“America is doing an amazing thing. We’ve made a promise to keep species from going extinct,” said Leda Huta, Executive Director of the Endangered Species Coalition, primary sponsor of Endangered Species Day. “We’ve been incredibly successful. Endangered Species Day is an ideal opportunity to celebrate our nation’s success stories.”
“For 40 years, the Endangered Species Act has helped our nation protect the wild things and wild places, ensuring that our children’s children and future generations can see such species as the bald eagle, the black-footed ferret and the American alligator,” said U.S. Fish and Wildlife Service Director Dan Ashe. “Endangered Species Day offers us an opportunity to recognize the Act’s good works and the work of all those committed to it.”
Endangered Species Day honors the importance of protecting America’s threatened, endangered and at-risk species; highlights success stories of species recovery; and demonstrates everyday actions people can take to protect our disappearing wildlife and last remaining open spaces.

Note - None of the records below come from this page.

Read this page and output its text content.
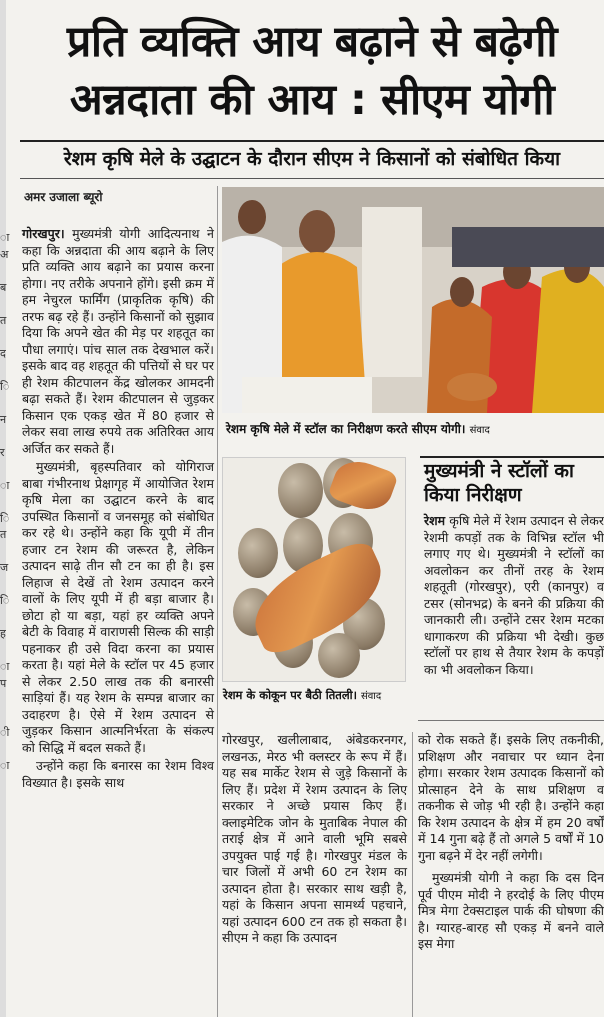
ा
अ

ब

त

द

ि

न

र

ा

ि
त

ज

ि

ह

ा
प

ी

ा
प्रति व्यक्ति आय बढ़ाने से बढ़ेगी
अन्नदाता की आय : सीएम योगी
रेशम कृषि मेले के उद्घाटन के दौरान सीएम ने किसानों को संबोधित किया
अमर उजाला ब्यूरो

गोरखपुर। मुख्यमंत्री योगी आदित्यनाथ ने कहा कि अन्नदाता की आय बढ़ाने के लिए प्रति व्यक्ति आय बढ़ाने का प्रयास करना होगा। नए तरीके अपनाने होंगे। इसी क्रम में हम नेचुरल फार्मिंग (प्राकृतिक कृषि) की तरफ बढ़ रहे हैं। उन्होंने किसानों को सुझाव दिया कि अपने खेत की मेड़ पर शहतूत का पौधा लगाएं। पांच साल तक देखभाल करें। इसके बाद वह शहतूत की पत्तियों से घर पर ही रेशम कीटपालन केंद्र खोलकर आमदनी बढ़ा सकते हैं। रेशम कीटपालन से जुड़कर किसान एक एकड़ खेत में 80 हजार से लेकर सवा लाख रुपये तक अतिरिक्त आय अर्जित कर सकते हैं।

मुख्यमंत्री, बृहस्पतिवार को योगिराज बाबा गंभीरनाथ प्रेक्षागृह में आयोजित रेशम कृषि मेला का उद्घाटन करने के बाद उपस्थित किसानों व जनसमूह को संबोधित कर रहे थे। उन्होंने कहा कि यूपी में तीन हजार टन रेशम की जरूरत है, लेकिन उत्पादन साढ़े तीन सौ टन का ही है। इस लिहाज से देखें तो रेशम उत्पादन करने वालों के लिए यूपी में ही बड़ा बाजार है। छोटा हो या बड़ा, यहां हर व्यक्ति अपने बेटी के विवाह में वाराणसी सिल्क की साड़ी पहनाकर ही उसे विदा करना का प्रयास करता है। यहां मेले के स्टॉल पर 45 हजार से लेकर 2.50 लाख तक की बनारसी साड़ियां हैं। यह रेशम के सम्पन्न बाजार का उदाहरण है। ऐसे में रेशम उत्पादन से जुड़कर किसान आत्मनिर्भरता के संकल्प को सिद्धि में बदल सकते हैं।

उन्होंने कहा कि बनारस का रेशम विश्व विख्यात है। इसके साथ

रेशम कृषि मेले में स्टॉल का निरीक्षण करते सीएम योगी। संवाद
रेशम के कोकून पर बैठी तितली। संवाद
मुख्यमंत्री ने स्टॉलों का किया निरीक्षण
रेशम कृषि मेले में रेशम उत्पादन से लेकर रेशमी कपड़ों तक के विभिन्न स्टॉल भी लगाए गए थे। मुख्यमंत्री ने स्टॉलों का अवलोकन कर तीनों तरह के रेशम शहतूती (गोरखपुर), एरी (कानपुर) व टसर (सोनभद्र) के बनने की प्रक्रिया की जानकारी ली। उन्होंने टसर रेशम मटका धागाकरण की प्रक्रिया भी देखी। कुछ स्टॉलों पर हाथ से तैयार रेशम के कपड़ों का भी अवलोकन किया।

गोरखपुर, खलीलाबाद, अंबेडकरनगर, लखनऊ, मेरठ भी क्लस्टर के रूप में हैं। यह सब मार्केट रेशम से जुड़े किसानों के लिए हैं। प्रदेश में रेशम उत्पादन के लिए सरकार ने अच्छे प्रयास किए हैं। क्लाइमेटिक जोन के मुताबिक नेपाल की तराई क्षेत्र में आने वाली भूमि सबसे उपयुक्त पाई गई है। गोरखपुर मंडल के चार जिलों में अभी 60 टन रेशम का उत्पादन होता है। सरकार साथ खड़ी है, यहां के किसान अपना सामर्थ्य पहचाने, यहां उत्पादन 600 टन तक हो सकता है। सीएम ने कहा कि उत्पादन

को रोक सकते हैं। इसके लिए तकनीकी, प्रशिक्षण और नवाचार पर ध्यान देना होगा। सरकार रेशम उत्पादक किसानों को प्रोत्साहन देने के साथ प्रशिक्षण व तकनीक से जोड़ भी रही है। उन्होंने कहा कि रेशम उत्पादन के क्षेत्र में हम 20 वर्षों में 14 गुना बढ़े हैं तो अगले 5 वर्षों में 10 गुना बढ़ने में देर नहीं लगेगी।

मुख्यमंत्री योगी ने कहा कि दस दिन पूर्व पीएम मोदी ने हरदोई के लिए पीएम मित्र मेगा टेक्सटाइल पार्क की घोषणा की है। ग्यारह-बारह सौ एकड़ में बनने वाले इस मेगा
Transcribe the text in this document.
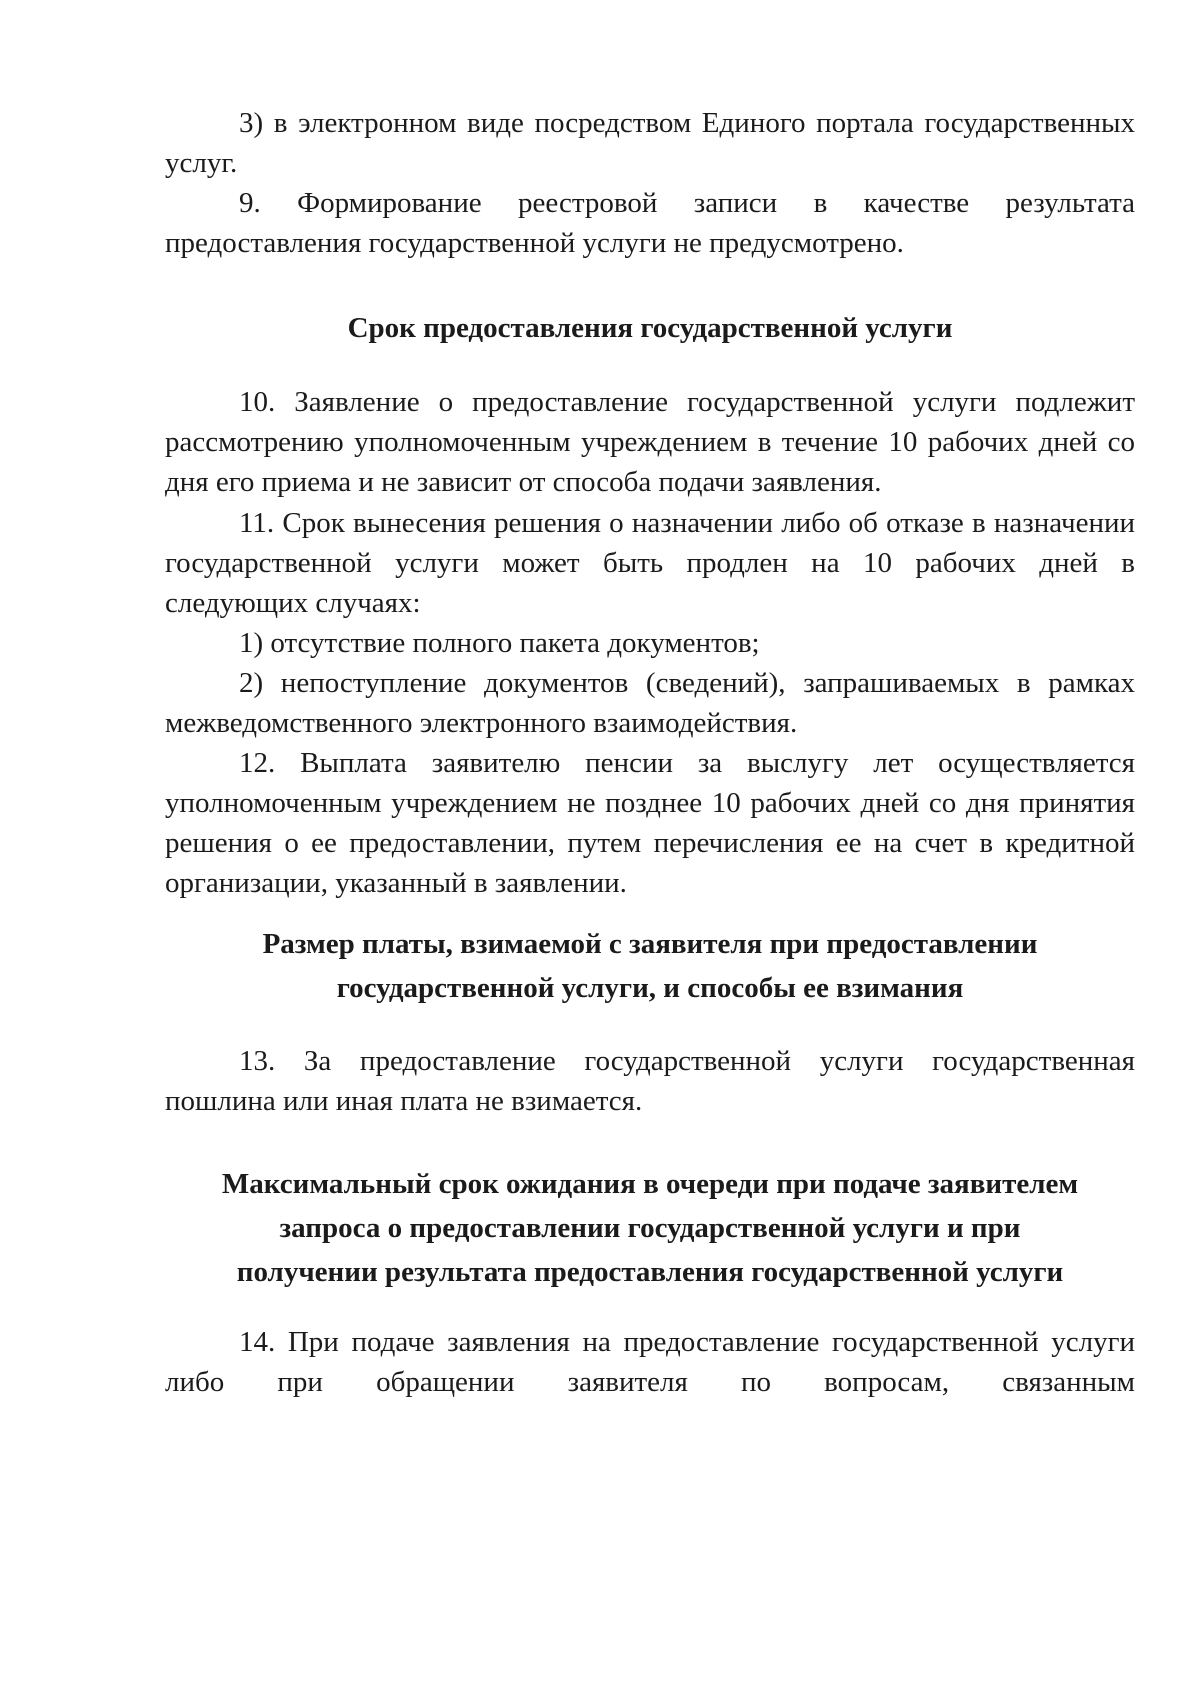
3) в электронном виде посредством Единого портала государственных услуг.

9. Формирование реестровой записи в качестве результата предоставления государственной услуги не предусмотрено.

Срок предоставления государственной услуги

10. Заявление о предоставление государственной услуги подлежит рассмотрению уполномоченным учреждением в течение 10 рабочих дней со дня его приема и не зависит от способа подачи заявления.

11. Срок вынесения решения о назначении либо об отказе в назначении государственной услуги может быть продлен на 10 рабочих дней в следующих случаях:

1) отсутствие полного пакета документов;

2) непоступление документов (сведений), запрашиваемых в рамках межведомственного электронного взаимодействия.

12. Выплата заявителю пенсии за выслугу лет осуществляется уполномоченным учреждением не позднее 10 рабочих дней со дня принятия решения о ее предоставлении, путем перечисления ее на счет в кредитной организации, указанный в заявлении.

Размер платы, взимаемой с заявителя при предоставлении
государственной услуги, и способы ее взимания

13. За предоставление государственной услуги государственная пошлина или иная плата не взимается.

Максимальный срок ожидания в очереди при подаче заявителем
запроса о предоставлении государственной услуги и при
получении результата предоставления государственной услуги

14. При подаче заявления на предоставление государственной услуги либо при обращении заявителя по вопросам, связанным
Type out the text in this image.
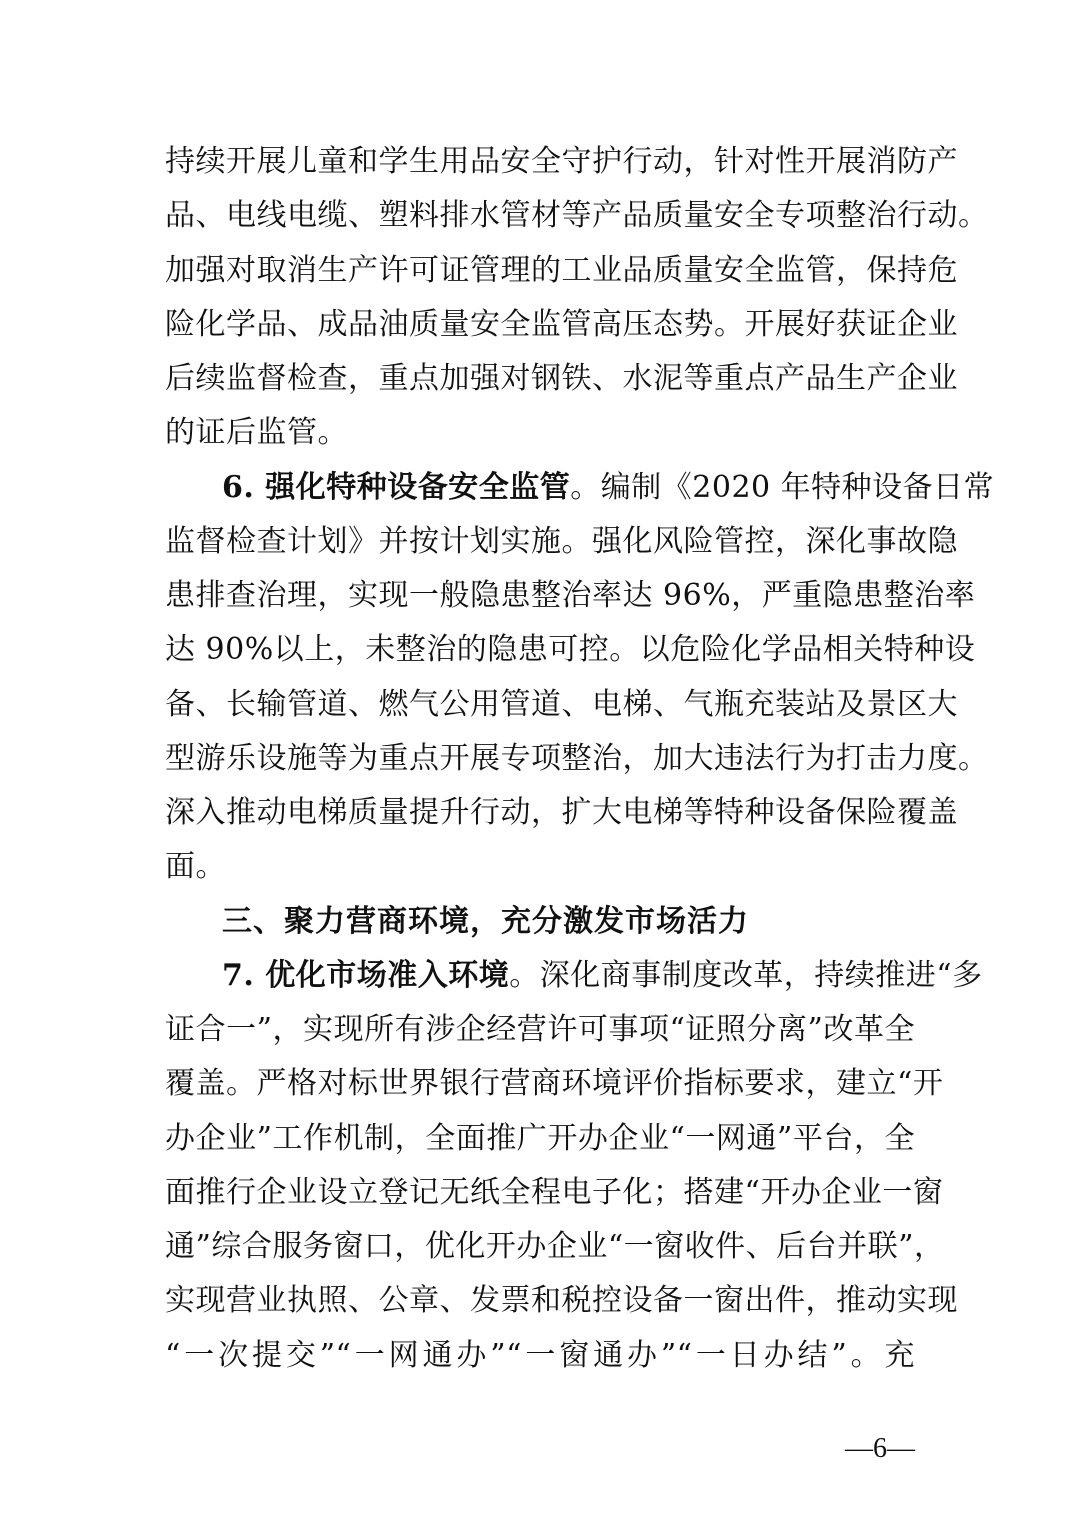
持续开展儿童和学生用品安全守护行动，针对性开展消防产
品、电线电缆、塑料排水管材等产品质量安全专项整治行动。
加强对取消生产许可证管理的工业品质量安全监管，保持危
险化学品、成品油质量安全监管高压态势。开展好获证企业
后续监督检查，重点加强对钢铁、水泥等重点产品生产企业
的证后监管。
6. 强化特种设备安全监管。编制《2020 年特种设备日常
监督检查计划》并按计划实施。强化风险管控，深化事故隐
患排查治理，实现一般隐患整治率达 96%，严重隐患整治率
达 90%以上，未整治的隐患可控。以危险化学品相关特种设
备、长输管道、燃气公用管道、电梯、气瓶充装站及景区大
型游乐设施等为重点开展专项整治，加大违法行为打击力度。
深入推动电梯质量提升行动，扩大电梯等特种设备保险覆盖
面。
三、聚力营商环境，充分激发市场活力
7. 优化市场准入环境。深化商事制度改革，持续推进“多
证合一”，实现所有涉企经营许可事项“证照分离”改革全
覆盖。严格对标世界银行营商环境评价指标要求，建立“开
办企业”工作机制，全面推广开办企业“一网通”平台，全
面推行企业设立登记无纸全程电子化；搭建“开办企业一窗
通”综合服务窗口，优化开办企业“一窗收件、后台并联”，
实现营业执照、公章、发票和税控设备一窗出件，推动实现
“一次提交”“一网通办”“一窗通办”“一日办结”。充
—6—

For more information, including a list of events occurring throughout the country, visit www.endangeredspeciesday.org.
National wildlife refuges, parks, botanical gardens, schools, libraries, museums, community groups and conservation organizations will hold tours, exhibits, restoration projects, children’s programs, field trips and other activities on Endangered Species Day and throughout the month. Additionally, 100 Association of Zoos and Aquariums (AZA)-accredited zoos and aquariums throughout the country will celebrate Endangered Species Day by hosting special events ranging from the Kansas City Zoo’s “Learning Fest” to an endangered species scavenger hunt at the Georgia Aquarium in Atlanta.
“AZA is pleased to be a partner in Endangered Species Day helping to raise awareness about the threats that endangered species face in their natural range,” said AZA President & CEO Jim Maddy. “In addition to providing exceptional care to the animals at their facilities, AZA-accredited zoos and aquariums support more than 2,640 conservation projects in 130 countries, contributing more than $160 million to these wildlife conservation projects. As poaching, deforestation and other factors continue to threaten these species, it is more important than ever for us to continue to collaboratively spread the message of conservation through educational programs and events like Endangered Species Day to help make a positive impact on the future of these species.”
Started in 2006 by the United States Senate, Endangered Species Day is a celebration of our nation’s imperiled plants and wildlife and wild places, with an emphasis on success stories of species recovery. The Endangered Species Act has prevented hundreds of listed species from going extinct. Co-administered by the Service and National Oceanic and Atmospheric Administration, the purpose of the Act is to conserve imperiled species and the ecosystems upon which they depend.